Not just any bar. I needed Jack & Dan’s on North Hamilton. And it wasn’t to get a drink. I needed Jack Stockton.
John Stockton’s father passed away last month at 89. I didn’t know him well when I arrived, but by the time I left, a few days later, I felt differently.
Jack was a decades-long bartender and everyone’s friend.
I was on assignment to detail John’s story. Specifically, my editor told me to write “the end-all” on Stockton. I caught a plane to Spokane and set about interviewing his friends, former teammates, teachers, etc. But Jack was the first and best source. John had already told me he wasn’t interested in sitting down for a profile piece. So I had to get my story elsewhere.
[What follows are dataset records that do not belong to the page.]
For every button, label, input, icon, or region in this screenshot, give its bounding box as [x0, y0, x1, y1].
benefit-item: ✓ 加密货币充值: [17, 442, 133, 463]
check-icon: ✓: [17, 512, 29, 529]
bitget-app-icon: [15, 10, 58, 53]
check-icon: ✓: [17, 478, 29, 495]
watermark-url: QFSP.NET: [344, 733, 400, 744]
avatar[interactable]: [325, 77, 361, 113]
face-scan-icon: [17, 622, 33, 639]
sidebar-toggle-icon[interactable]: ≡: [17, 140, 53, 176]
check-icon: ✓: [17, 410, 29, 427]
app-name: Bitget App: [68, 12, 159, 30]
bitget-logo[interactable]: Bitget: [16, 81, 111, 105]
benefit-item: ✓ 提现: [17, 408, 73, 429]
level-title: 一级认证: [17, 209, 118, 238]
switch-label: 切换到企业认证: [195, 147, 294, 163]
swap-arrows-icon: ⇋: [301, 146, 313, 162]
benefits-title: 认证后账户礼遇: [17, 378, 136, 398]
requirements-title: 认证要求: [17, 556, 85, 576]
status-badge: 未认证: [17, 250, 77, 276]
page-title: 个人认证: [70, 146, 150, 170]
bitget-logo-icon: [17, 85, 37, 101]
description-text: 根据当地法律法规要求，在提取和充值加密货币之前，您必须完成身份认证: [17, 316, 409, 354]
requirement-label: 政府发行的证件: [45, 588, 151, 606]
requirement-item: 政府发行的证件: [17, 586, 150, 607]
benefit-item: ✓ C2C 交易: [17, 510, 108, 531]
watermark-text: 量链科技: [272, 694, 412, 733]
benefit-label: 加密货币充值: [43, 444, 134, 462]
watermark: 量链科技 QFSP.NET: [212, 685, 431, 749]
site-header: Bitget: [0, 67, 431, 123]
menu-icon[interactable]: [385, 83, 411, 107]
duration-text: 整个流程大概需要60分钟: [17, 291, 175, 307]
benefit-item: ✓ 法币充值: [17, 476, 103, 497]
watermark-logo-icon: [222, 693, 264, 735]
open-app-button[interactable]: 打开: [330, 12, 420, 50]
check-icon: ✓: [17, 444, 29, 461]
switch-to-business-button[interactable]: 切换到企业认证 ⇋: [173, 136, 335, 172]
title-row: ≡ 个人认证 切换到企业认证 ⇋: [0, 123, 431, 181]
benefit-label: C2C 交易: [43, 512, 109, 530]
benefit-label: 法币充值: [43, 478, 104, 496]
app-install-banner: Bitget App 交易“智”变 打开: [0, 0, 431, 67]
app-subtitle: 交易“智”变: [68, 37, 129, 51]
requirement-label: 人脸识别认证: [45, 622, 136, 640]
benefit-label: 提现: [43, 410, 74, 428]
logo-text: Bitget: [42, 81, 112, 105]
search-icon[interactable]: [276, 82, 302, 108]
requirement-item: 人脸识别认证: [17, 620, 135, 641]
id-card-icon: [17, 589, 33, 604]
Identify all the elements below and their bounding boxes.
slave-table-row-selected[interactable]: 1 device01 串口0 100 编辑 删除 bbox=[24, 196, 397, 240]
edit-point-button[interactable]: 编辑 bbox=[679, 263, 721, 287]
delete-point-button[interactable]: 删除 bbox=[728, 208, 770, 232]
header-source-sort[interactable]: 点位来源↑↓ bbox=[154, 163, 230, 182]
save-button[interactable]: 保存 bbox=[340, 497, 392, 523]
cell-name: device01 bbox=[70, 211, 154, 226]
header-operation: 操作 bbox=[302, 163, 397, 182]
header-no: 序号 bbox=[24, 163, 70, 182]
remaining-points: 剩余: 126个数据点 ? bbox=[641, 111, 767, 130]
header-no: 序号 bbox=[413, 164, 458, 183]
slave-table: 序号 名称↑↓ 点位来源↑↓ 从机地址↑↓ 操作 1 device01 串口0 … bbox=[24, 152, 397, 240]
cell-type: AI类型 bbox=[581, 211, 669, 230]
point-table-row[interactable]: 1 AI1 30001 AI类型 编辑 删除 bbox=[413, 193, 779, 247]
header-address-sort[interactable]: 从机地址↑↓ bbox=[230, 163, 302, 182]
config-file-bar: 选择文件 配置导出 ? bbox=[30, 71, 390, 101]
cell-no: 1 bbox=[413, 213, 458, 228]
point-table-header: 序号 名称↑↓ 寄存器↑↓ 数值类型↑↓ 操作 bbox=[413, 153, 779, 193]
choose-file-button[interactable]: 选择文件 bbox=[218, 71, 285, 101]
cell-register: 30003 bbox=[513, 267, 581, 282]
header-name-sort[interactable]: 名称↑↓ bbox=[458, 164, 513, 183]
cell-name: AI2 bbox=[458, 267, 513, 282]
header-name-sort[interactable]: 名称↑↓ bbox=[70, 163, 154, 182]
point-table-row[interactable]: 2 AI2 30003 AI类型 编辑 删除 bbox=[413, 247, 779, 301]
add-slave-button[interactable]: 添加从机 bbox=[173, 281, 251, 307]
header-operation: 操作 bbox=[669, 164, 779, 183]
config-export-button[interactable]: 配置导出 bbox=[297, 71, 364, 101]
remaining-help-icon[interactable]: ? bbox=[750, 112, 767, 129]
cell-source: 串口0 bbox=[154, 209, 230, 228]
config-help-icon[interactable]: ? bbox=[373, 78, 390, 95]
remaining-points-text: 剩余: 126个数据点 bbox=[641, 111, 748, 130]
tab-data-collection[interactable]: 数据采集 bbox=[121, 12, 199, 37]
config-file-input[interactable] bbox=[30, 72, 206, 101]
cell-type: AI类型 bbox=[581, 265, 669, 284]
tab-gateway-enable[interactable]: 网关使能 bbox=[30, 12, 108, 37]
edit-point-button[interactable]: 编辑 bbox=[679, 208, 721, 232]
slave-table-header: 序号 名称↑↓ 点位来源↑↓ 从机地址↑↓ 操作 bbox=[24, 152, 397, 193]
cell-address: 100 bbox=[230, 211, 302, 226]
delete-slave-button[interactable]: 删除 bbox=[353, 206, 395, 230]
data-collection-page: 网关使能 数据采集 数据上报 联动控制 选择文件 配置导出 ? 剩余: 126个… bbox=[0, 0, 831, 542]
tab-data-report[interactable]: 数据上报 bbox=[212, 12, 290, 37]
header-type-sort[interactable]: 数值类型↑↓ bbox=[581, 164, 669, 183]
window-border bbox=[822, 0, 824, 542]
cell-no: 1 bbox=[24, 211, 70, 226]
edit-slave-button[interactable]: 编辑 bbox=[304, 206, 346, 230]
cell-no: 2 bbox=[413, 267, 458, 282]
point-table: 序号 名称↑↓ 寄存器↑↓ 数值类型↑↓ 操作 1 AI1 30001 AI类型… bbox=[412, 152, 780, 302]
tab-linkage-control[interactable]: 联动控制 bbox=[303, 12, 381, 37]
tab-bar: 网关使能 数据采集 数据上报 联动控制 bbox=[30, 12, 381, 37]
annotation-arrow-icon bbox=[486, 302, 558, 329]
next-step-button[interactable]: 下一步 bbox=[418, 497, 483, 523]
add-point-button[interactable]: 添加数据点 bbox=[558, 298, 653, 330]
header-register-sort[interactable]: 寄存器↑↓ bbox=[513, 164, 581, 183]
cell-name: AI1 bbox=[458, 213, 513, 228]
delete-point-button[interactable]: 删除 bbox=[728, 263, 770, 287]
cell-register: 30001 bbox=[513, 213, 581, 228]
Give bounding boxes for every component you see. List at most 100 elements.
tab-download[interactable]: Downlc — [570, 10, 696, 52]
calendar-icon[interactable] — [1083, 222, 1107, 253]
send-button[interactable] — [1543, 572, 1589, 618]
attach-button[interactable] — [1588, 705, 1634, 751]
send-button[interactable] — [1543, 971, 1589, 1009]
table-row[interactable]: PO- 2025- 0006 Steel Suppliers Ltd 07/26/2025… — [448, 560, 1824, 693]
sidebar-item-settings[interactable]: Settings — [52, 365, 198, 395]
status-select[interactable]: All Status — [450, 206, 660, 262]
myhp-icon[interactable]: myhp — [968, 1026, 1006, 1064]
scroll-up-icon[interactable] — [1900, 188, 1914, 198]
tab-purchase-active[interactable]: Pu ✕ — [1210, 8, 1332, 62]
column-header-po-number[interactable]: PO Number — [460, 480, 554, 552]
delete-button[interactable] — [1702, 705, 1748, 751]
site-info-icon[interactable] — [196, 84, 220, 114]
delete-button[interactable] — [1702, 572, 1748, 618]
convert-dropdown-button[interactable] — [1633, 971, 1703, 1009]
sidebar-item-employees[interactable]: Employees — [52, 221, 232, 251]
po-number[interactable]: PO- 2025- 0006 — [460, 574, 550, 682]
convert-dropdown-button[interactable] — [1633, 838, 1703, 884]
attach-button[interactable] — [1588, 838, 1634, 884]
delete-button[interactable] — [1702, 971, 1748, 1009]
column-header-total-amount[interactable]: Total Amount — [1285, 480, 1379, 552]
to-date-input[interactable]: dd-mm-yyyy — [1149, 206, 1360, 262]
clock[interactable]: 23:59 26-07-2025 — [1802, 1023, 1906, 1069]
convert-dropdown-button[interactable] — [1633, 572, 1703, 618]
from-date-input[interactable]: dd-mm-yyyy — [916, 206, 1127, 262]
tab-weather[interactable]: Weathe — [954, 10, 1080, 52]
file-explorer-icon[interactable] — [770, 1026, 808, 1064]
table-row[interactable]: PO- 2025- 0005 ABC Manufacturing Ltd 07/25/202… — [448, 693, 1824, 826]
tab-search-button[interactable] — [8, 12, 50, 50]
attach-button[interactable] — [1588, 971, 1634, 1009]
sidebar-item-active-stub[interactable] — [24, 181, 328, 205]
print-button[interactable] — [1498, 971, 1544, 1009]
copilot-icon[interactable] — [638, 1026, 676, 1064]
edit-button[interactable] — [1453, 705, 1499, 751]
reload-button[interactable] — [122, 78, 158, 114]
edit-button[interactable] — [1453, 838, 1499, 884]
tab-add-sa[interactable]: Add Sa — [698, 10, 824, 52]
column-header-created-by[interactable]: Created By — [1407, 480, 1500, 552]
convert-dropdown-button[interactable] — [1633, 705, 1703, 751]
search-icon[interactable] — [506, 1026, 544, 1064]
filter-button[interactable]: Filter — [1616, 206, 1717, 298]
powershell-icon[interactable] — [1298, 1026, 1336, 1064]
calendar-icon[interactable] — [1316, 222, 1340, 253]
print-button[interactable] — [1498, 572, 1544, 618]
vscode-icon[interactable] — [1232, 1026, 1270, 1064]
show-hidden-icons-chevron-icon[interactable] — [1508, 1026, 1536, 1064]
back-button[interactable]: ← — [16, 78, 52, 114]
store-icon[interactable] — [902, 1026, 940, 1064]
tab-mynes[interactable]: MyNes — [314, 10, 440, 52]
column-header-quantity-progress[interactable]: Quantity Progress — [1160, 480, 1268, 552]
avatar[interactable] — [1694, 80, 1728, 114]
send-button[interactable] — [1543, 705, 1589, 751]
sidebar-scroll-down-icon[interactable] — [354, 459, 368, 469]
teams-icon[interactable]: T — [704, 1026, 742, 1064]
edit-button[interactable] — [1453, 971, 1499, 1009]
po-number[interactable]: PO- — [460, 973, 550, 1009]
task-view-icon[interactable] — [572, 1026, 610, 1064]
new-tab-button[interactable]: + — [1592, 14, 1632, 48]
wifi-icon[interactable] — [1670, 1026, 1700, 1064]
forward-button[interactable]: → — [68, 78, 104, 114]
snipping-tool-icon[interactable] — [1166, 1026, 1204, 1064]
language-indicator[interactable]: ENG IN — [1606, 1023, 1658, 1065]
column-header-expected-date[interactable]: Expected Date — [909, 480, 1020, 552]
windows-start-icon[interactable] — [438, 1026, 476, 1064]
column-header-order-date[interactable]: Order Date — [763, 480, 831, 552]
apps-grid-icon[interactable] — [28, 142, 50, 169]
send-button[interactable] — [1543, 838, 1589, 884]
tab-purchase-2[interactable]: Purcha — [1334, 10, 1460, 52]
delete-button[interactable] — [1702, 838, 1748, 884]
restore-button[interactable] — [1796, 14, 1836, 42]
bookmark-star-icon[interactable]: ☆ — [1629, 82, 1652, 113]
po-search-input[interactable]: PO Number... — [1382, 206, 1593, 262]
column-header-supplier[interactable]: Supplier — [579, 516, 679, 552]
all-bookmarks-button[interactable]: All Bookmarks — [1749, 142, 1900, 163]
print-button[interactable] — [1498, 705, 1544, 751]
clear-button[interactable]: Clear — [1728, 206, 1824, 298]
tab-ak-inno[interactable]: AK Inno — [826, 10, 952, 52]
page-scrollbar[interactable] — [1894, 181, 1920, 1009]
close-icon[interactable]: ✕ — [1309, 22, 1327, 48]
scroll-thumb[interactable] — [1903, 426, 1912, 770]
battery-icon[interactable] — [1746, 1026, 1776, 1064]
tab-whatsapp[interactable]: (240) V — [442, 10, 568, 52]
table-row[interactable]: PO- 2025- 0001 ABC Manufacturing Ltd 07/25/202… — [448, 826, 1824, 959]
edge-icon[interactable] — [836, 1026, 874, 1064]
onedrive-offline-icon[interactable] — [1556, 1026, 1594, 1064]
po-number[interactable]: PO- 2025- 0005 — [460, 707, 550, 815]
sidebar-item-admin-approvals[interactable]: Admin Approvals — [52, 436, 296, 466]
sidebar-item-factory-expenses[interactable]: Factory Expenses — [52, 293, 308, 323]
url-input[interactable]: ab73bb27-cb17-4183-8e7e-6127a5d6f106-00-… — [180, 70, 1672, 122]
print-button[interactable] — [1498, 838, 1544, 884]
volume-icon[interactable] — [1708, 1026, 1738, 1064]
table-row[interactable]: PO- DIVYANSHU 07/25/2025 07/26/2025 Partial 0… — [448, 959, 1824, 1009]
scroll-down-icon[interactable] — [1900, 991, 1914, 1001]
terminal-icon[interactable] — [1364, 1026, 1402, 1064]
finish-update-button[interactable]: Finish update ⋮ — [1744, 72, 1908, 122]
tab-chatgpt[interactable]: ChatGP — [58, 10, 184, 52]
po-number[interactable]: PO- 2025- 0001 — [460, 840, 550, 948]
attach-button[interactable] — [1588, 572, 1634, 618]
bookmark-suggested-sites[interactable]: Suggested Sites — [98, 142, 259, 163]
Jack didn’t have memorabilia of his son in the tavern, which made sense. It would have embarrassed John. If you go to Jack & Dan’s website, you won’t see John’s awards, but there is a picture of someone named Ed Eschenbacher being named Bartender of the Year.
The website does note that Sports Illustrated rates it the sixth-best sports bar in America.
All I know is it was the friendliest.
For the time I was in John’s hometown, Jack was my go-to guy. He was good on details, not so good on bragging. He put me in touch with others who knew John well. And he volunteered to drive me to all the places his son attended school. I had a rental car, but he insisted we go in his truck.
Jack was always gracious whenever he returned to Salt Lake thereafter, a man proud of his son, but too humble to boast. He raised a fine family in a regular house, in a regular neighborhood. He was secure in himself and his family, but not arrogant; proud but not prideful.
Jack Stockton would be the first to say he wasn’t important. But ask his son. John has said his father was his idol. "Always has been, always will be," John said upon his Hall of Fame induction.
In certain ways, from a distant vantage point, I could say the same.